Nick Taylor wygrał zawody RBC Canadian Open w ramach golfowego PGA Tour. Tym samym wyprzedził Tommy'ego Fleetwooda, zgarniając czek na 1,5 miliona dolarów i zostając pierwszym kanadyjskim triumfatorem tych zawodów od 1954 roku. Jeszcze na polu rozpoczął świętowanie i dołączali do niego kolejni członkowie rodziny i przyjaciele. Jeden z nich nie zdążył.
Adam Hadwin to zawodnik notowany na 70. miejscu światowego rankingu PGA Tour i znajomy Nicka Taylora. Hadwin próbował dołączyć do świętującego sukces kolegi i chciał powitać go szampanem. Kiedy biegł w jego stronę, pryskając trunkiem, szybko został jednak powstrzymany przez ochroniarza.
Najwyraźniej porządkowy nie wiedział, kim jest nadbiegający mężczyzna i bał się, że ten może zrobić krzywdę zwycięzcy turnieju. Bez pardonu rzucił się na Hadwina i powalił go na ziemię. Chwilę później dołączyli inni pracownicy ochrony i kilka innych osób. Szybko wyjaśniono jednak, że przewrócony człowiek z szampanem to także golfista i zamieszanie dobiegło końca. Chwilę później zawodnik dołączył do świętującego kolegi.
Sytuacja raczej nie zdenerwowała Hadwina, ponieważ niedługo po niej żartował w mediach społecznościowych. Umieścił w nich najpierw zdjęcie z momentu złapania go przez ochroniarza, a następnie dodał zdjęcie butelki po szampanie z podpisem: "To jest butelka i znajdzie się ona w Galerii Sław kanadyjskiego golfa". Skomentował następnie: "Umieśćcie ją w Luwrze".

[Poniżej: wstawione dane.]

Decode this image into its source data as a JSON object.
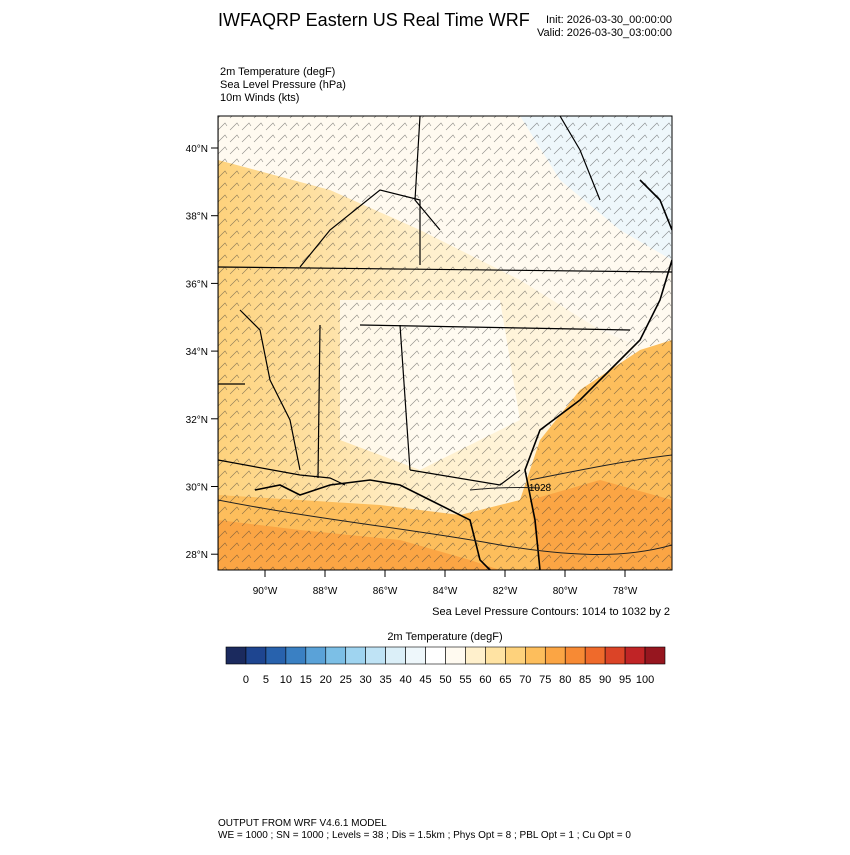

Hadwin pogratulował również triumfu Nickowi Taylorowi. "Słowa nie są w stanie opisać tego, co właśnie osiągnąłeś. Jestem z Ciebie niezwykle dumny" - napisał mniej utytułowany zawodnik. Kanadyjskie media porównują ten triumf do wygrania NBA przez Toronto Raptors i złotego medalu ich reprezentacji podczas igrzysk olimpijskich w 2010 roku.